映画などのブログ

映画評ではなくて感想みたいなものを

『グリーン・ナイト』(The Green Knight)と不自然主人公(その3)

 

 14世紀の『ガウェイン卿と緑の騎士』では、主人公はリスト教の徳に合致するような騎士にふさわしい振舞いをした結果、見事にアーサー王のもとに帰還します。

 しかし、本作品のガウェインは、目的地の緑の礼拝堂(the Green Chapel)で緑の騎士からどのように扱われたでしょうか(ここが礼拝堂?という場所だった)?

 

 騎士は、最後に"Now, off with your head"という言葉を述べます(『不思議の国のアリス』では、ハートの女王が似たようなセリフを言ってますね)。

 

 ガウェインが最後に態度を決める前に、自分の未来を見るシーンがあります。

 

 視聴した方の中に、『一炊の夢』(中国唐代の話)や芥川龍之介(1892-1927)の『杜子春』(唐の小説の童話化)、現代小説なら宮部みゆき(1960ー)のいくつかの作品を連想する人もいるかもしれません。

 『一炊の夢』では人生の短さやはかなさが示されます。芥川版『杜子春』(1920年)では、仮の世界で主人公が選択を迫られる展開です。

 人として越えてはいけない限界のようなものがあり、「人は矩(法)を超えてはいけない」と諭してるような感じがします。

 一方で、越えてならない一線をたやすく越えてしまう人々も結構いるーというような不安も感じさせます

 (芥川の『河童』(1927年)では、語り手が河童の世界を体験(という話)しますが、河童の世界は人間の世界とかなり異なっていることがわかります。河童は人外であり人間ではないから当たり前。ところが、話が進むと、河童は人間に似てるのではないか、あるいは、人間の偽りや矛盾を露呈させる存在ではないかと思えてきます。現世での守るべき倫理は絶対的なものかーという考えも浮かんできます)。

 

 『グリーン・ナイト』に戻ります。

 中世社会でキリスト教道徳が確立すると、多くの人々がこれを守り、指針として行動します。守るべき倫理があるというのは非常に都合良くありがたいことです(教会が現世の権力と結託して、人々への支配を強固にしたという負の側面もありました)。

 

 14世紀の『ガウェイン卿と緑の騎士』では、ガウェイン卿がキリスト教徒の騎士として相応しい行いをして帰還しますが、本作品のガウェインは想像で帰還しただけでした。
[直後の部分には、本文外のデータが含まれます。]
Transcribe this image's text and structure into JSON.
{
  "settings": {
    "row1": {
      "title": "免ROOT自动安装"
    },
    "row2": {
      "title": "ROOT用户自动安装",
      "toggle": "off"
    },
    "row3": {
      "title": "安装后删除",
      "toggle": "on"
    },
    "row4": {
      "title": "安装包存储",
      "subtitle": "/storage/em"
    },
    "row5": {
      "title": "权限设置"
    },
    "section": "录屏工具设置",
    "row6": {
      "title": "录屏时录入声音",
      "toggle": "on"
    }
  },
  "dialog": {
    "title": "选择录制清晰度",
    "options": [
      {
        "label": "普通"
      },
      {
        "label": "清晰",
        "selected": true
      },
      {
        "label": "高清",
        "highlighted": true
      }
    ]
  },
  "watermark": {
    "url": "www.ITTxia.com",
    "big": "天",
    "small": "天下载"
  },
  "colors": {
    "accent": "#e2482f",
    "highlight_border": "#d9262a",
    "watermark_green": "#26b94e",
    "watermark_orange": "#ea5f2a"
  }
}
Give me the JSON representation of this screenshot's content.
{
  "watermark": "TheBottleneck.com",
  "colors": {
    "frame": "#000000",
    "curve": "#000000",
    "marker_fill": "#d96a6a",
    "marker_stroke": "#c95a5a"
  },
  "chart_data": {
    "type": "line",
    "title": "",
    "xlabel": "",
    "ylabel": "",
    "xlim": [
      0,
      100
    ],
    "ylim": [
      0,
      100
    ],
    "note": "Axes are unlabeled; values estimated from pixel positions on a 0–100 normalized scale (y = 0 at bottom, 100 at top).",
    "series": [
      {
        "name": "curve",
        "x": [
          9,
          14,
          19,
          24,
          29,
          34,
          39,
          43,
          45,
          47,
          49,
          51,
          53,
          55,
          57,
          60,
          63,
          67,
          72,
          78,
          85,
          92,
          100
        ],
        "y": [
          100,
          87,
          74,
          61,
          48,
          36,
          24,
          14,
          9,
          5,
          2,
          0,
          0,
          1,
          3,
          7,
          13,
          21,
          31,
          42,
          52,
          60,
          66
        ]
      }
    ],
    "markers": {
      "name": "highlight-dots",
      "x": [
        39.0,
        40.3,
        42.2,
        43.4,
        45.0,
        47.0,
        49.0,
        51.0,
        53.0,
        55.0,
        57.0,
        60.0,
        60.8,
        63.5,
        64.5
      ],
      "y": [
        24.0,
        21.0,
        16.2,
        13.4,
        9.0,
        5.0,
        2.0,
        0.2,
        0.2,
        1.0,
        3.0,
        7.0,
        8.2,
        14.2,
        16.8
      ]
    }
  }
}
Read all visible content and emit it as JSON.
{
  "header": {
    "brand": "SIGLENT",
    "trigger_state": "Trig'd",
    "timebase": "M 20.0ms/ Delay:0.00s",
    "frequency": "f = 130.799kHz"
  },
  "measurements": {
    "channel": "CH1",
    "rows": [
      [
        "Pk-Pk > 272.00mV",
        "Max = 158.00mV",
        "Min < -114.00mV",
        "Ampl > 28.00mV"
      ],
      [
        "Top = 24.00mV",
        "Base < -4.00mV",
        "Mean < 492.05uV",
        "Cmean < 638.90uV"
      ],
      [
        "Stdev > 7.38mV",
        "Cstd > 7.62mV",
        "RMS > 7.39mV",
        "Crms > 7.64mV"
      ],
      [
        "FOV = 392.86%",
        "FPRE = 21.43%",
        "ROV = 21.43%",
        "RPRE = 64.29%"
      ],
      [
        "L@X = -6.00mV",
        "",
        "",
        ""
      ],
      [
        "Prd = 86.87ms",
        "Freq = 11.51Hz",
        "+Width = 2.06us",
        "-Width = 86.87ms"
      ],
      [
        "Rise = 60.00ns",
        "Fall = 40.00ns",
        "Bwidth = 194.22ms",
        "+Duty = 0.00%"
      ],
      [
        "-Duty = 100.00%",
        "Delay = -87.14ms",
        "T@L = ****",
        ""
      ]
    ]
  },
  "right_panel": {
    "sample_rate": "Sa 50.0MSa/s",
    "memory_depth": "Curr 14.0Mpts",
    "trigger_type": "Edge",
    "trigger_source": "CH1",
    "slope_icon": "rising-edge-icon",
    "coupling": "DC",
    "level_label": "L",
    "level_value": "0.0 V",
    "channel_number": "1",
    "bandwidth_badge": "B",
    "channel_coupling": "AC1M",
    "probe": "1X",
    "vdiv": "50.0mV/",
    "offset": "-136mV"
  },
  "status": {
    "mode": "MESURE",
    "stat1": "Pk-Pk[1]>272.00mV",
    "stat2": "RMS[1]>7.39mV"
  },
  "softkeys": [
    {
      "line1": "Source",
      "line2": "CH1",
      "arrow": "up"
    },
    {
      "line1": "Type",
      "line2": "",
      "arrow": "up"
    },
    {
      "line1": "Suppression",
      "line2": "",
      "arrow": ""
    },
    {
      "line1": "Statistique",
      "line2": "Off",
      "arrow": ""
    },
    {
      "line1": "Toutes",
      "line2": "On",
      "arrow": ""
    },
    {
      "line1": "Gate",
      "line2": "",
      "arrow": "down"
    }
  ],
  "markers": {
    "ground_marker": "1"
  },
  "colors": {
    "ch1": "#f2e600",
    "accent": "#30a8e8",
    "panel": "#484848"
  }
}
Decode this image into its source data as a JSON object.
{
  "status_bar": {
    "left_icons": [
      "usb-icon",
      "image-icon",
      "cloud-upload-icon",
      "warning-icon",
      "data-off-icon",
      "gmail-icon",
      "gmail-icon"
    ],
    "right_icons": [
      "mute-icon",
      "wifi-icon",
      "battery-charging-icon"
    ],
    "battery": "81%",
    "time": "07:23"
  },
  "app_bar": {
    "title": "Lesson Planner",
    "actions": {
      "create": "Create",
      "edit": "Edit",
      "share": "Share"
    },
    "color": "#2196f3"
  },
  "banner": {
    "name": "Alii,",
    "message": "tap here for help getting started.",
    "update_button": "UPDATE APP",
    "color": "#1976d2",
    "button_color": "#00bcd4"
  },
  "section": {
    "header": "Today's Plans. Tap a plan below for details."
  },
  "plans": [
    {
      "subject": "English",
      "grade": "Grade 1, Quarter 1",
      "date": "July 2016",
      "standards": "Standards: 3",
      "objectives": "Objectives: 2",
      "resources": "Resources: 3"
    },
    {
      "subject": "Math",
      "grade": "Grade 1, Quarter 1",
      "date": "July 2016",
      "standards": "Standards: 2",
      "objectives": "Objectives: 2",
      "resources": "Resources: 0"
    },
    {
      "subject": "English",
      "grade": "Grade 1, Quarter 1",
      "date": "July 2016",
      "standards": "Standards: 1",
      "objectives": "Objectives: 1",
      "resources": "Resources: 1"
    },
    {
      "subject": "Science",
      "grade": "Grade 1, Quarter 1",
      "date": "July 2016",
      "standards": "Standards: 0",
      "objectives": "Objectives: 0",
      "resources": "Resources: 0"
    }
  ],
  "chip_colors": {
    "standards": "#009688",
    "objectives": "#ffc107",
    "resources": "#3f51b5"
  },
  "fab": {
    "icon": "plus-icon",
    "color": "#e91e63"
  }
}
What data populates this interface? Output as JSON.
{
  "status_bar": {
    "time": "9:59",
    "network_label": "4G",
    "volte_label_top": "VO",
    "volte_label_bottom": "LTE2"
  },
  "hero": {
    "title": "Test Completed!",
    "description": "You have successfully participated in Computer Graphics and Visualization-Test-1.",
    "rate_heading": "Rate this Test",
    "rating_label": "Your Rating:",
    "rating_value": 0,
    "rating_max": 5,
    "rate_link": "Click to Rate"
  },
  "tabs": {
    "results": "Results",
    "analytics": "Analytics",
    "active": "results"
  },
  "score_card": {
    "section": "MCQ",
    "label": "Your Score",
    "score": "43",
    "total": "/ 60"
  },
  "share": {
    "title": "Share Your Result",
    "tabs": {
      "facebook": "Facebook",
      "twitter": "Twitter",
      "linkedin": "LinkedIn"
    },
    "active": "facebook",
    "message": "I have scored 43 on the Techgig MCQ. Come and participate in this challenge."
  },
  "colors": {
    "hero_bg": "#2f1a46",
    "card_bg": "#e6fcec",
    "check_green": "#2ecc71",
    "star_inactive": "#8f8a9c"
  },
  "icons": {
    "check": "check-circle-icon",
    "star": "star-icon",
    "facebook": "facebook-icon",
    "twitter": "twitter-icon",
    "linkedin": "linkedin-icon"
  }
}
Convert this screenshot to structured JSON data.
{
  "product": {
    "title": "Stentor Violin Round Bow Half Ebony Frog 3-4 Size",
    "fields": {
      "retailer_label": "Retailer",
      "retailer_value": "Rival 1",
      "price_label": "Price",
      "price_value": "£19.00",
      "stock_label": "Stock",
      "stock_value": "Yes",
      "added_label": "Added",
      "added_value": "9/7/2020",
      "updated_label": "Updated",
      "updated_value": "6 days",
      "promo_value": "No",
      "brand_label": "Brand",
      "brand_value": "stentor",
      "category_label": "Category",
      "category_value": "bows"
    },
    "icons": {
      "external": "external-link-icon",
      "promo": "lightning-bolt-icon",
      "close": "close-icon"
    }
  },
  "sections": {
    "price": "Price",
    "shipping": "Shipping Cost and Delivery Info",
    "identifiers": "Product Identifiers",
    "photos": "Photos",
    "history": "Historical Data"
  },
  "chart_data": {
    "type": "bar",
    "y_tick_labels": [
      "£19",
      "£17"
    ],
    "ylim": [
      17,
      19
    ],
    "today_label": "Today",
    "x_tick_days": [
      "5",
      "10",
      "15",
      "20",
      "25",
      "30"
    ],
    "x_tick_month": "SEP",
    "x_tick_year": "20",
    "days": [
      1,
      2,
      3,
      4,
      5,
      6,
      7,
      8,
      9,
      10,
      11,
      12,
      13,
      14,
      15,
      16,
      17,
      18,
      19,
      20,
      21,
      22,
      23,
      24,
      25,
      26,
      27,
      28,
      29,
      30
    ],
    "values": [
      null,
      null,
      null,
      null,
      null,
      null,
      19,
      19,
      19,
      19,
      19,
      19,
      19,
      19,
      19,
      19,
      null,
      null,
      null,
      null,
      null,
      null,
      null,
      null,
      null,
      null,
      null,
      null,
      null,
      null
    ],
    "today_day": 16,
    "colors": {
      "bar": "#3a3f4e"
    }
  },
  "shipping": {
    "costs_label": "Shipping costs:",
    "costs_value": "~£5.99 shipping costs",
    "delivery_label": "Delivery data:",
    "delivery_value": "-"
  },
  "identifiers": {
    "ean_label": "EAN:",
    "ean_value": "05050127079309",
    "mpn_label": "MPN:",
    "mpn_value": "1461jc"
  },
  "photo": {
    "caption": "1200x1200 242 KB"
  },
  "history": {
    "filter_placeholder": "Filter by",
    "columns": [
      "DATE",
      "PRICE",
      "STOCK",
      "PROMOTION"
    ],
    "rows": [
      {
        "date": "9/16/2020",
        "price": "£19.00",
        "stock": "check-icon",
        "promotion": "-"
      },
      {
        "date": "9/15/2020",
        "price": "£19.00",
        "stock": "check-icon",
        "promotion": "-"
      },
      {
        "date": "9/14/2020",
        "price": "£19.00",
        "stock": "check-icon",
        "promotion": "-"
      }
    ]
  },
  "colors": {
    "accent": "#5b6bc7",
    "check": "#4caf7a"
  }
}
 ガウェインは道徳的な正しい人として行動しませんが、特に非道な行いをしたわけではありません。他人を傷つけたり、嘘で損害を与えたりなどしてません。

 ガウェインが城主やアーサー王との約束を守るのは当たり前。しかし、緑の騎士との約束を守る必要があるのか?

 緑の騎士は明らかに人外であり、いわゆる”この世の人”ではありません。

ですが、アーサー王の言葉に従って”ゲーム”を完遂させるためならば、緑の騎士から逃げるわけにはいきません。理不尽なようですが緑の騎士に身を委ねるしかないのです。

 

14世紀の『ガウェイン卿と緑の騎士』では、ガウェイン卿はキリスト教を信仰し己を律したことで、見事に帰還できました。十分に見返りはあったのです。

 本作品のガウェインは特にキリスト教を信仰してるようには見えません。しかし、アーサー王の騎士になるに相応しいくらいの行動(むやみな殺生や詐欺行為をしない)を心がけてる様には見えます。誘惑には弱く己を律することは必ずしもできない人なのかも知れませんが、たかが”ゲーム”によって命潰えることが許されるのでしょうか?

 

 本作では信仰による見返りはありません。ガウェインは騎士(騎士見習いだが)としての運命を引き受けているような感じです。自分の栄光の未来を夢見つつ、それがはかないものだと悟ると、緑の騎士に己の身(首)を差し出すのです。

 

 キリスト教倫理の社会では(他の多くの社会でも)随分と理不尽なようですが。